Magic of Rehypothecation
As currents events continue to unfold, many of us are coming across terms that we don’t understand. In today’s post, we are going to look at the magic of rehypothecation and how this leading to an incredibly tenuous situation that we are seeing within the US economy.
First of all, we must ask what is rehypothecation? Therefore, let’s go look at Investopedia. Rehypothecation is a practice whereby banks and brokers use, for their own purposes, assets that have been posted as collateral by their clients. Clients who permit rehypothecation of their collateral may be compensated either through a lower cost of borrowing or a rebate on fees. In a typical example of rehypothecation, securities that have been posted with a prime brokerage as collateral by a hedge fund are used by the brokerage to back its own transactions and trades.
If all of this sounds somewhat familiar, this is very much part of the issues that caused the 2008 financial crisis as mortgage backed securities (MBS) were used as collateral to essentially, get money now for banks. Rehypothecation was a common practice until 2007, but hedge funds became much more wary about it in the wake of the Lehman Brothers collapse and subsequent credit crunch in 2008-09. In the United States, rehypothecation of collateral by broker-dealers is limited to 140% of the loan amount to a client, under Rule 15c3-3 of the SEC. In the past, Lehman would go to a bank and ask for cash. The bank would ask for collateral in return and Lehman would offer mortgage backed securities (MBS). Lehman gave their collateral to the bank and recorded these loans as sales instead of payables, with no intention of buying them back. This EXTREMELY overstated their revenue. When the market started realizing how bad these “AAA” securities actually were, they were no longer accepted as collateral for repo loans. We all know what happened next.
Rehypothecation happens if a customer leaves a number of securities with a broker as a deposit, most often in a margin account, and the broker then uses the securities as a pledge for the margin on his own margin account or as backing for a loan.
Hypothecation occurs when a borrower promises the right to an asset as a form of collateral in exchange for funds. One common example occurs in the primary housing market, where a borrower uses the home he is purchasing as collateral for a mortgage loan.
Even though the borrower asserts a level of ownership over the property, the lender can seize the asset if payments are not made as required. Similar situations occur in other collateralized loans, such as a vehicle loan, as well as with the setup of margin accounts to support other trading actions.
So what does this have to do with current events?
Repos and reverse repos are the LIFEBLOOD of global financial liquidity. They allow for SUPER FAST conversions from securities to cash. The NY Fed, alone, submitted $40.354 BILLION for repo agreements on (3/29). This amount represents the ONE DAY REPO due on 3/30. It’s probably not a surprise that back in 2008 the go-to choice of collateral for repo agreements was mortgage backed securities..

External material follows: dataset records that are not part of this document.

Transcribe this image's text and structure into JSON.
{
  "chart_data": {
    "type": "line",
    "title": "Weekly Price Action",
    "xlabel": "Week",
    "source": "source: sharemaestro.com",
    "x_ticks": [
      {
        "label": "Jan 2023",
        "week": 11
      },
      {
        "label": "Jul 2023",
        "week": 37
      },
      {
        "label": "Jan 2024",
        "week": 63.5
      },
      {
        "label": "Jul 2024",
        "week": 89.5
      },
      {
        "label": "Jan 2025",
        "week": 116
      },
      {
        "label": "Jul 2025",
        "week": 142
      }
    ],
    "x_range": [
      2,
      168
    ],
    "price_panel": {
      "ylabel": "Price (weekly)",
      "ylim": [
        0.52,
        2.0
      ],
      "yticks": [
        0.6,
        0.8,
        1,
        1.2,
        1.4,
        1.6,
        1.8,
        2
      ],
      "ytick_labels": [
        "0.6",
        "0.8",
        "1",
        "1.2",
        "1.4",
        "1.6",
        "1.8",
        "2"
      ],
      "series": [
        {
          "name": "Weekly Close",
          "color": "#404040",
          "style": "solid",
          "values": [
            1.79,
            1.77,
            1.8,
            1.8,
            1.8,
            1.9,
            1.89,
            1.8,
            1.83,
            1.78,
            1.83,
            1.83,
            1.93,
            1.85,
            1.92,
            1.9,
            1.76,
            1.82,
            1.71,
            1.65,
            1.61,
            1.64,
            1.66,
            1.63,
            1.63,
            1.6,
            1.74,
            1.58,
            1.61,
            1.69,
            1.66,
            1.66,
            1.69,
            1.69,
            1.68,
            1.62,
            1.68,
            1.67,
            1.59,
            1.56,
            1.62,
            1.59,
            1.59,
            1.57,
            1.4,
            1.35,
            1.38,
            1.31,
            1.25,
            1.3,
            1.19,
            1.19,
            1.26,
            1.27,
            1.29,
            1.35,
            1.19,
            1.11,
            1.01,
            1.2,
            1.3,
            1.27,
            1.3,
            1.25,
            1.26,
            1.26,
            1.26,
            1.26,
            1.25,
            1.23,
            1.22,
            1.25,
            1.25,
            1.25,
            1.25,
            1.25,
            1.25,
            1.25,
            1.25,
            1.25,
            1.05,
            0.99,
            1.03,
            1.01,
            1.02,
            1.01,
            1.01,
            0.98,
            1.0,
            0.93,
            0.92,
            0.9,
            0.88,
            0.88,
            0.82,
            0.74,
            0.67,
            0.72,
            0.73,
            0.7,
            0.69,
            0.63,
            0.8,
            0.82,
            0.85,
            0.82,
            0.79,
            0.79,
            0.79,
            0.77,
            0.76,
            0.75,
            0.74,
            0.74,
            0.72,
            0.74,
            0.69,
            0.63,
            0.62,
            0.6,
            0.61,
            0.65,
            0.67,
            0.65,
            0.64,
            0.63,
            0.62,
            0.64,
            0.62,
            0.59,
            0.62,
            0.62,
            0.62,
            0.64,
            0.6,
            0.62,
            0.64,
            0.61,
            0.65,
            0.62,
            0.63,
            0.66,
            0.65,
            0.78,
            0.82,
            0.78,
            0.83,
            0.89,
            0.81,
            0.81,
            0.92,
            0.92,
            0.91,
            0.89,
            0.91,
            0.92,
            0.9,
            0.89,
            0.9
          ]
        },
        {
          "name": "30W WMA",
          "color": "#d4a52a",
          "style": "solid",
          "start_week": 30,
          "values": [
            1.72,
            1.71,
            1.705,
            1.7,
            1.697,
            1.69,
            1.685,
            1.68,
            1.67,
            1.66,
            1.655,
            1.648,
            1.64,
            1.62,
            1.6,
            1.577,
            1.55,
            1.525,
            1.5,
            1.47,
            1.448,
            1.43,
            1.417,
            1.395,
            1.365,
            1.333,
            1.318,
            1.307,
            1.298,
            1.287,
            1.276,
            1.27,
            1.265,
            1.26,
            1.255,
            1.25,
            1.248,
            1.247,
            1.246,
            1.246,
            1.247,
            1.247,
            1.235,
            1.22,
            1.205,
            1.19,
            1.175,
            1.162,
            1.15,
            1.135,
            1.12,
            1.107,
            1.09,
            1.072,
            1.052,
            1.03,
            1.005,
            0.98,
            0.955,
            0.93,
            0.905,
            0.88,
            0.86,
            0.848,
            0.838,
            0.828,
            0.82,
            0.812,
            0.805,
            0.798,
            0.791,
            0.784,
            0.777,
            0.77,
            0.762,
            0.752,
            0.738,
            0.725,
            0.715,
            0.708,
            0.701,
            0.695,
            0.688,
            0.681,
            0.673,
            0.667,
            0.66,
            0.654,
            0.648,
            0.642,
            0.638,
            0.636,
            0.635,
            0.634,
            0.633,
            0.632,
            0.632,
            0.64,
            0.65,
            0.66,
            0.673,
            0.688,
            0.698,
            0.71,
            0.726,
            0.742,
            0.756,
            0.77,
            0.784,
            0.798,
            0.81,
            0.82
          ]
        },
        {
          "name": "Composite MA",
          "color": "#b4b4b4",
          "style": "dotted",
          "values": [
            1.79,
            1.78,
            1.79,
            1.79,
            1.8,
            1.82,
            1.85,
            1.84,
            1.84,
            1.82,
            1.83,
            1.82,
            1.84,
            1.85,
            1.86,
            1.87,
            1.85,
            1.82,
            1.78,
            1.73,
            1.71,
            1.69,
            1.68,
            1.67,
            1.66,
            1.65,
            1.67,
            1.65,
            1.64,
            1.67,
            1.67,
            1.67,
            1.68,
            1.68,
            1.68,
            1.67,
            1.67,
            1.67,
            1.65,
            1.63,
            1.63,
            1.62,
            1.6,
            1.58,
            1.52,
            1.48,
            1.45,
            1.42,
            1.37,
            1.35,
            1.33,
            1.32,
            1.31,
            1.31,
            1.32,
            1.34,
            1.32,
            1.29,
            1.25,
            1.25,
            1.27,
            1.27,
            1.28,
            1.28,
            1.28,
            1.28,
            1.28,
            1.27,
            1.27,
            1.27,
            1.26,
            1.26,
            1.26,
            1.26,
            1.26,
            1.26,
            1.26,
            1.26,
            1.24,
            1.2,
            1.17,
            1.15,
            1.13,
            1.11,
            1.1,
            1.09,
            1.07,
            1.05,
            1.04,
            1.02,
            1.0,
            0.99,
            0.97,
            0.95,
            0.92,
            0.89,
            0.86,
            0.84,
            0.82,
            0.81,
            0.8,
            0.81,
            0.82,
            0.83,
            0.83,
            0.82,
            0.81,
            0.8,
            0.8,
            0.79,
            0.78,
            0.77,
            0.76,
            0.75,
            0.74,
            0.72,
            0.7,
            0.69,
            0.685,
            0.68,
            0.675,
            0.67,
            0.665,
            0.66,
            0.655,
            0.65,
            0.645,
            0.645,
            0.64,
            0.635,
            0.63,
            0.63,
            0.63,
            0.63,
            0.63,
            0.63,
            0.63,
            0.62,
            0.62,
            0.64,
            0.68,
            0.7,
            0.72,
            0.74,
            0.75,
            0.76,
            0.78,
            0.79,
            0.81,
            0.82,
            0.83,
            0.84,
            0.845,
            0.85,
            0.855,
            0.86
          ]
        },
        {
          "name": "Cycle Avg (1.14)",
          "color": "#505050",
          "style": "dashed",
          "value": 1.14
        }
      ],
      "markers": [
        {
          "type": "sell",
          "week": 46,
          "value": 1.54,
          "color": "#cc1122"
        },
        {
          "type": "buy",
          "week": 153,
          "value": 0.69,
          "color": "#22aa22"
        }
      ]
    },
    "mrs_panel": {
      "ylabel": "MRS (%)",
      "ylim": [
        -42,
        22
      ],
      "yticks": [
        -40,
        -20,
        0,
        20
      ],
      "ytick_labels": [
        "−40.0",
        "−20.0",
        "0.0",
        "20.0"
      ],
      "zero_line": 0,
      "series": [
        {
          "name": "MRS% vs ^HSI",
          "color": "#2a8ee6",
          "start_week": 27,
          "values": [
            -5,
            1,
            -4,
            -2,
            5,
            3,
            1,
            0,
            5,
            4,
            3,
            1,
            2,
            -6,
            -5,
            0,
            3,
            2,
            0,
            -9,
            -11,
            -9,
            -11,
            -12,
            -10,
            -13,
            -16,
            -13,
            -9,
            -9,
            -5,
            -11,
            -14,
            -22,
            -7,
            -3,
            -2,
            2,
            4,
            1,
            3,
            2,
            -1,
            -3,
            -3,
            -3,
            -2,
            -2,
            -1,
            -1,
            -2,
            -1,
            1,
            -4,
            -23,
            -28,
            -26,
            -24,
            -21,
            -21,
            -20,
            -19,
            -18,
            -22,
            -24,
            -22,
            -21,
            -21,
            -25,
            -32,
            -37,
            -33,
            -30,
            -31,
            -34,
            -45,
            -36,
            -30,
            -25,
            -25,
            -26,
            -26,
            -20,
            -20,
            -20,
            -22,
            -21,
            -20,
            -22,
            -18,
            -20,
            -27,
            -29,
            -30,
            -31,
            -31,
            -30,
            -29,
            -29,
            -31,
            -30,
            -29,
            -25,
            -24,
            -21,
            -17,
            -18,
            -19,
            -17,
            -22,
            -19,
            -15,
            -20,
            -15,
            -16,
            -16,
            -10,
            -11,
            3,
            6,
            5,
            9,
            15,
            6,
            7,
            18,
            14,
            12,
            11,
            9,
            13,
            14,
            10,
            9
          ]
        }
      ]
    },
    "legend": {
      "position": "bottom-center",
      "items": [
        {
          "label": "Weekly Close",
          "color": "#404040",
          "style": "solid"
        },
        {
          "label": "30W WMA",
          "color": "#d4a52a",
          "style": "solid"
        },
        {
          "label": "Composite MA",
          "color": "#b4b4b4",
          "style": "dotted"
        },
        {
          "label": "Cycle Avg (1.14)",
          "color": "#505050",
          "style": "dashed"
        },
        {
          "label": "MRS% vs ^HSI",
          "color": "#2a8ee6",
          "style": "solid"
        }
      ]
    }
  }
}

The interest rate in 2008 on repos started climbing as the cost of borrowing money went through the roof. This happens because the collateral is no longer attractive compared to cash. Remember how the Fed stepped in for Fannie & Freddie with over $190 billion in bailouts.
A few years later, MF Global would suffer the same fate when their European repo exposure triggered a massive margin call. Their foreign exposure to repo agreements was nearly 4.5x their total equity.. Both Lehman and MF Global found themselves in a major liquidity conundrum and were forced into bankruptcy. Not to mention the other losses that were incurred by other financial institutions… check this list for bailout totals.
But…. did you know this happened AGAIN in 2019?
We saw a 10% spike overnight. The reason for the spike was once again due to a lack of liquidity. The federal reserve stated there were two main catalysts (click the link): both of which removed the necessary funds that would have fueled the repo market the following day. Basically, their checking account was empty and their utility bill bounced. There was another huge infusion of cash required to prevent the whole system from collapsing. And without MBS, they went to the next best thing, Treasury Bonds.
The US government sells you a treasury bond for $1,000 and promises to pay you interest depending on how long you hold it. Might be 1%, might be 3%; might be 3 months, might be 10 years. Regardless, the point is that purchasing the US Treasury bond, in conjunction with mortgage backed securities, allowed the fed to keep pumping unlimited liquid money into the repo market.
At this point, just know that the US Treasury has replaced the MBS as the dominant source of liquidity in the repo market.
Coincidentally, this is also the main source of collateral that hedge funds and others are using. In all, it is essentially a house of cards using the magic of rehypothecation.